The fellow was almost upon Perry when the feel of the gun in my hand awoke me
from the lethargy of terror that had gripped me. From behind my boulder I threw
up the heavy express rifle--a mighty engine of destruction that might bring down
a cave bear or a mammoth at a single shot--and let drive at the Sagoth's broad,
hairy breast.
At the sound of the shot he stopped stock-still. His spear dropped from his
hand.
Then he lunged forward upon his face.
The effect upon the others was little less remarkable. Perry alone could have
possibly guessed the meaning of the loud report or explained its connection with
the sudden collapse of the Sagoth. The other gorilla-men halted for but an
instant. Then with renewed shrieks of rage they sprang forward to finish Perry.
At the same time I stepped from behind my boulder, drawing one of my
revolvers that I might conserve the more precious ammunition of the express
rifle. Quickly I fired again with the lesser weapon.
Then it was that all eyes were directed toward me. Another Sagoth fell to the
bullet from the revolver; but it did not stop his companions. They were out for
revenge as well as blood now, and they meant to have both.

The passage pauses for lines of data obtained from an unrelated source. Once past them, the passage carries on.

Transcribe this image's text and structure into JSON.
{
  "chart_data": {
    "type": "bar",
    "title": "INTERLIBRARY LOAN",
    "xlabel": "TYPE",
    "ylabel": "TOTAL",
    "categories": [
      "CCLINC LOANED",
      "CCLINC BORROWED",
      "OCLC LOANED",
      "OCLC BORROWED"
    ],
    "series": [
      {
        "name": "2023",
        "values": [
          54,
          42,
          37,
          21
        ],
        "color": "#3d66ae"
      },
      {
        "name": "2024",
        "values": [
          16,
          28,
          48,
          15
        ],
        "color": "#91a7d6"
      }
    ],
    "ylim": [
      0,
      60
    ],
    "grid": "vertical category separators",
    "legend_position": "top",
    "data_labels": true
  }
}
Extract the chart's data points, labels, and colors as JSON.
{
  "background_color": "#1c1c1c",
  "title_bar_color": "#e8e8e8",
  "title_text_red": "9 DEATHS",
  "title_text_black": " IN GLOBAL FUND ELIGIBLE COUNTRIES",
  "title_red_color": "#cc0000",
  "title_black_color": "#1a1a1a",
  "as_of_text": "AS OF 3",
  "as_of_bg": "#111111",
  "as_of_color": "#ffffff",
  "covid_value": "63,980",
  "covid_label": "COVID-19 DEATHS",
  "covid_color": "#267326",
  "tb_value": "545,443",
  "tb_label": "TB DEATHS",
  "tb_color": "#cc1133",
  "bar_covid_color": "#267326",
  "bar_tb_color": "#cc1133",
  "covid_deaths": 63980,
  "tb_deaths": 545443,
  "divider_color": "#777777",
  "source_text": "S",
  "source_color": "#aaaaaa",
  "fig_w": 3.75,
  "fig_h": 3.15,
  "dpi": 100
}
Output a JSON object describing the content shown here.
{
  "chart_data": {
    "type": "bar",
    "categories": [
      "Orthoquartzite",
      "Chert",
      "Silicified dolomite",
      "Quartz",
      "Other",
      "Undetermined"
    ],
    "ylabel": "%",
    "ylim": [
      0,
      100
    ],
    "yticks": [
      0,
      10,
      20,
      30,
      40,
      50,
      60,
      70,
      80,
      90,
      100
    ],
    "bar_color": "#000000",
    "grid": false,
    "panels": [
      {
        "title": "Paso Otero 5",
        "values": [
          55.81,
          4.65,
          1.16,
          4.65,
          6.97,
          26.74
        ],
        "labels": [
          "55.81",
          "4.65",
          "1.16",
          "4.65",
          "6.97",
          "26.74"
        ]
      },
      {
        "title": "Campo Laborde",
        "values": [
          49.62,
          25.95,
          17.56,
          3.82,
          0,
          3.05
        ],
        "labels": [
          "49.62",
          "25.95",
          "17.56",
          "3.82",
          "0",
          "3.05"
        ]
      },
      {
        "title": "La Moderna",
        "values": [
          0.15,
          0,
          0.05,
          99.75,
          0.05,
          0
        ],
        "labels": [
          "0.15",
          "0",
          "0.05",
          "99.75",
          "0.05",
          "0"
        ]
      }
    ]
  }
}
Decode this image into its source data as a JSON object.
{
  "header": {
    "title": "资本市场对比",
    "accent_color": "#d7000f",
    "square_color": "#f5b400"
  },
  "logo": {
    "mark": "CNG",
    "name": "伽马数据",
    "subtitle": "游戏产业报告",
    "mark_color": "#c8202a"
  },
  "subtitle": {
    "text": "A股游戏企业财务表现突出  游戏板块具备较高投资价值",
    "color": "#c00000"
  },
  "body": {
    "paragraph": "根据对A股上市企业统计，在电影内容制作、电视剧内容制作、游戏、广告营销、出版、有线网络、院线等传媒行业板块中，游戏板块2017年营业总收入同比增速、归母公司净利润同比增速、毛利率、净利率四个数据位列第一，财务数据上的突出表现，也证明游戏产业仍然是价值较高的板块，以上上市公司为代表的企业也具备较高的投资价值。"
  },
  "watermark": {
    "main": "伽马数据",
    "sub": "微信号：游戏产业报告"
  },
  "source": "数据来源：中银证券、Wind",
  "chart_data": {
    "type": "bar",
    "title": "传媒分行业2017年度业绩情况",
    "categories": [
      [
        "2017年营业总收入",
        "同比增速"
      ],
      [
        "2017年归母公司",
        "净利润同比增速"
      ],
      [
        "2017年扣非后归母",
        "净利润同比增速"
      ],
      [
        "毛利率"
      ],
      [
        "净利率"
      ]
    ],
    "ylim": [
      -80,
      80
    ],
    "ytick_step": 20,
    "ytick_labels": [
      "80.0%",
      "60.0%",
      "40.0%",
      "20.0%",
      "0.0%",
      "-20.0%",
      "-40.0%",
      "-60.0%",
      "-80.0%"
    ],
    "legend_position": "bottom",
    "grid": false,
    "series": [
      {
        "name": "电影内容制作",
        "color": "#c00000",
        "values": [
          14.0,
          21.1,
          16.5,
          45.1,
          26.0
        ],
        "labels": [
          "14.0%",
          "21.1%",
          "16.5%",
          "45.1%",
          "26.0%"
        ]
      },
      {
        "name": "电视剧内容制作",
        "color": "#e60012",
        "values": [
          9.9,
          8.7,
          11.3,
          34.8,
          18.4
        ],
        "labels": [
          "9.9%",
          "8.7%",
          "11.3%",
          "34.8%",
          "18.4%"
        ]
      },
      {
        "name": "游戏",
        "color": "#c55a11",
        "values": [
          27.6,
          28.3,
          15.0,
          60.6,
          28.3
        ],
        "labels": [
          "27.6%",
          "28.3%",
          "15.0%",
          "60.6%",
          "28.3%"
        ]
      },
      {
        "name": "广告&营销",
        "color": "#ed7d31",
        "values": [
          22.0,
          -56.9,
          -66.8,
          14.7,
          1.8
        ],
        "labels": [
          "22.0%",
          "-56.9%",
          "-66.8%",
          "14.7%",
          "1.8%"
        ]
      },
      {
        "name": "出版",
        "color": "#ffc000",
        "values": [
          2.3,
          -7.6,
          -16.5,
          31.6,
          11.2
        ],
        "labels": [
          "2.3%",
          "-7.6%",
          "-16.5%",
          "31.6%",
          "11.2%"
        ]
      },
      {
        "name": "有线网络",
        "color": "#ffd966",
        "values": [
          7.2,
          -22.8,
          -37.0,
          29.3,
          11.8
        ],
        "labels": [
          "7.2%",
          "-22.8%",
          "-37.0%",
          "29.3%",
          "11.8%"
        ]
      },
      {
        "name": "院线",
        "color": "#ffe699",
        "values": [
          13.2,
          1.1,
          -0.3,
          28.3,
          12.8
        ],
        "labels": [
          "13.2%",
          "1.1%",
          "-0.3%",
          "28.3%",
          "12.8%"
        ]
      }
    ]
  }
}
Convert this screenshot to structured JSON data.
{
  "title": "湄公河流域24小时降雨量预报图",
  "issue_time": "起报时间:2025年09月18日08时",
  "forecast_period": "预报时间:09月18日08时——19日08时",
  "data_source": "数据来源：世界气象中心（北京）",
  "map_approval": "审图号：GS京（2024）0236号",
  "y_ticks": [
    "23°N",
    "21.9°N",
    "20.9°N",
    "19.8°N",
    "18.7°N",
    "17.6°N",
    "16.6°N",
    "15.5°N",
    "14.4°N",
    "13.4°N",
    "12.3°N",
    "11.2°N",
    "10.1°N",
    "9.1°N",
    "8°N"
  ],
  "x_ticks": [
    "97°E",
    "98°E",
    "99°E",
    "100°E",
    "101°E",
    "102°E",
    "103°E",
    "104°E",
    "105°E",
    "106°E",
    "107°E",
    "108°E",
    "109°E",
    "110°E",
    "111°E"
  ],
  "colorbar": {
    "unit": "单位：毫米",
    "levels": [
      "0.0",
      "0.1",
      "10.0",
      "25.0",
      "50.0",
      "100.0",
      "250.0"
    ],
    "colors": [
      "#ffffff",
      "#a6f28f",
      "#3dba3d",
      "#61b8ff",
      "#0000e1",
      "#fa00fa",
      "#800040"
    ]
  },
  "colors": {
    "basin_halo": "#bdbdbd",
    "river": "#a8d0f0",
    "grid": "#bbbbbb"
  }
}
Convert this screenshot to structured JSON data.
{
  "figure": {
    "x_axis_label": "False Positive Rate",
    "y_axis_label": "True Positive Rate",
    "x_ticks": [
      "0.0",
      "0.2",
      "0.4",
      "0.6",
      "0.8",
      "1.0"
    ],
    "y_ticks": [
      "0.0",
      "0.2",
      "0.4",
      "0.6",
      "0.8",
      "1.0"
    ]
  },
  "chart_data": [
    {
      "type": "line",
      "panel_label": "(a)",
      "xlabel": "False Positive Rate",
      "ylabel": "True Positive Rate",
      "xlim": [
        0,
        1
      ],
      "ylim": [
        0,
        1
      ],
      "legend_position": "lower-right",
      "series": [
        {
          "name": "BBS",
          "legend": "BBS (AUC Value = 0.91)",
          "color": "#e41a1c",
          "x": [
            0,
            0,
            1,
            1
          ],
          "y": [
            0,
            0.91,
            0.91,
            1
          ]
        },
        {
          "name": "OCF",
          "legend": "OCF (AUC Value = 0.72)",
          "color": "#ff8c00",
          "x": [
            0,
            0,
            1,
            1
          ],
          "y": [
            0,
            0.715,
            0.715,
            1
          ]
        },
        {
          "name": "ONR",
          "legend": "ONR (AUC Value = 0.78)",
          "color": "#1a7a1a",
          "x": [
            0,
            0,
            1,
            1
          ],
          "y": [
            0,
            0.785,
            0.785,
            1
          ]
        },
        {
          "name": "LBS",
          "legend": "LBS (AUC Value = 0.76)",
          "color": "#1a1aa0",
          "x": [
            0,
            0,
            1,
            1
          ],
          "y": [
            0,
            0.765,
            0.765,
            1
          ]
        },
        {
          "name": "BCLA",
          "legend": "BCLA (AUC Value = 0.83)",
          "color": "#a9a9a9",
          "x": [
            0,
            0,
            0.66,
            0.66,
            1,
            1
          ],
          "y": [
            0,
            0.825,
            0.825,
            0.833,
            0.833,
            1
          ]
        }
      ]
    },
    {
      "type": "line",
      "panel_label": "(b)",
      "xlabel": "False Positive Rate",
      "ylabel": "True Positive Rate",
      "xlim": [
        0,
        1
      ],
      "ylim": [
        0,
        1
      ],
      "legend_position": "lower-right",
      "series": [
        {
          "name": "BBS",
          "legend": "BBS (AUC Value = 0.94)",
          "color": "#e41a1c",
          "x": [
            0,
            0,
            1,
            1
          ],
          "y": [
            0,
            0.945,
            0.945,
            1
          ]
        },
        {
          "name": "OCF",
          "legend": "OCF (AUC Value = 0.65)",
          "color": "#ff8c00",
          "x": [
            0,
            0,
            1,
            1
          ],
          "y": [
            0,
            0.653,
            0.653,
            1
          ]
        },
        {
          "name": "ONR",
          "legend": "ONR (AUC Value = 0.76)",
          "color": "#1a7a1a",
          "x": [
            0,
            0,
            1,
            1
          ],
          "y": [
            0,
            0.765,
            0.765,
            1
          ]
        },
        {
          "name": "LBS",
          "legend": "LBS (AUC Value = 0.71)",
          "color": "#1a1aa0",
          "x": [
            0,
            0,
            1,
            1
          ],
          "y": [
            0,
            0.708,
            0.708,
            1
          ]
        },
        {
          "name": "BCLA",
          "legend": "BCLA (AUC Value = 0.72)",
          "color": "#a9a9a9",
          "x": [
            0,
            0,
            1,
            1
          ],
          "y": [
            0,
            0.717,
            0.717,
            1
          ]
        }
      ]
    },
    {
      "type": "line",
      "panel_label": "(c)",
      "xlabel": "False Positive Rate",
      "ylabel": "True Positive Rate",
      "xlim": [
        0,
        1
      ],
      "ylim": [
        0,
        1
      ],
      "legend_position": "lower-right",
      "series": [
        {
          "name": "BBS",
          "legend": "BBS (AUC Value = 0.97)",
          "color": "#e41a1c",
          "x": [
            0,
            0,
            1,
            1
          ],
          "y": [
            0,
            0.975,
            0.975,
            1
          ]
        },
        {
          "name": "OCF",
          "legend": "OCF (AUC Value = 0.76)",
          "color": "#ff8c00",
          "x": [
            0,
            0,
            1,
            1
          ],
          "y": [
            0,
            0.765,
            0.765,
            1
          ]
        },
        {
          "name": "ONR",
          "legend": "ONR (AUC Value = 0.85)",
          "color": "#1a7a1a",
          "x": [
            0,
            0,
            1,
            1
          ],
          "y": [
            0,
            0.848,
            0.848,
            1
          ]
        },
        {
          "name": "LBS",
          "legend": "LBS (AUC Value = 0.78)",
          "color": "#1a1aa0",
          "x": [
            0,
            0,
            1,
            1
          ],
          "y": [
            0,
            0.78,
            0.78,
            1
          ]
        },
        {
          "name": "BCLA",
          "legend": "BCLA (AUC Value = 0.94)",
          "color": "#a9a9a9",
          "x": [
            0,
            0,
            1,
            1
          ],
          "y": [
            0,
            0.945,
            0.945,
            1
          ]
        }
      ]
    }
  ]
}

As I ran forward toward Perry I fired four more shots, dropping three of our
antagonists. Then at last the remaining seven wavered. It was too much for them,
this roaring death that leaped, invisible, upon them from a great distance.
As they hesitated I reached Perry's side. I have never seen such an
expression upon any man's face as that upon Perry's when he recognized me. I
have no words wherewith to describe it. There was not time to talk then--scarce
for a greeting. I thrust the full, loaded revolver into his hand, fired the last
shot in my own, and reloaded. There were but six Sagoths left then.
They started toward us once more, though I could see that they were terrified
probably as much by the noise of the guns as by their effects. They never
reached us. Half-way the three that remained turned and fled, and we let them
go.
The last we saw of them they were disappearing into the tangled undergrowth
of the forest. And then Perry turned and threw his arms about my neck and,
burying his old face upon my shoulder, wept like a child.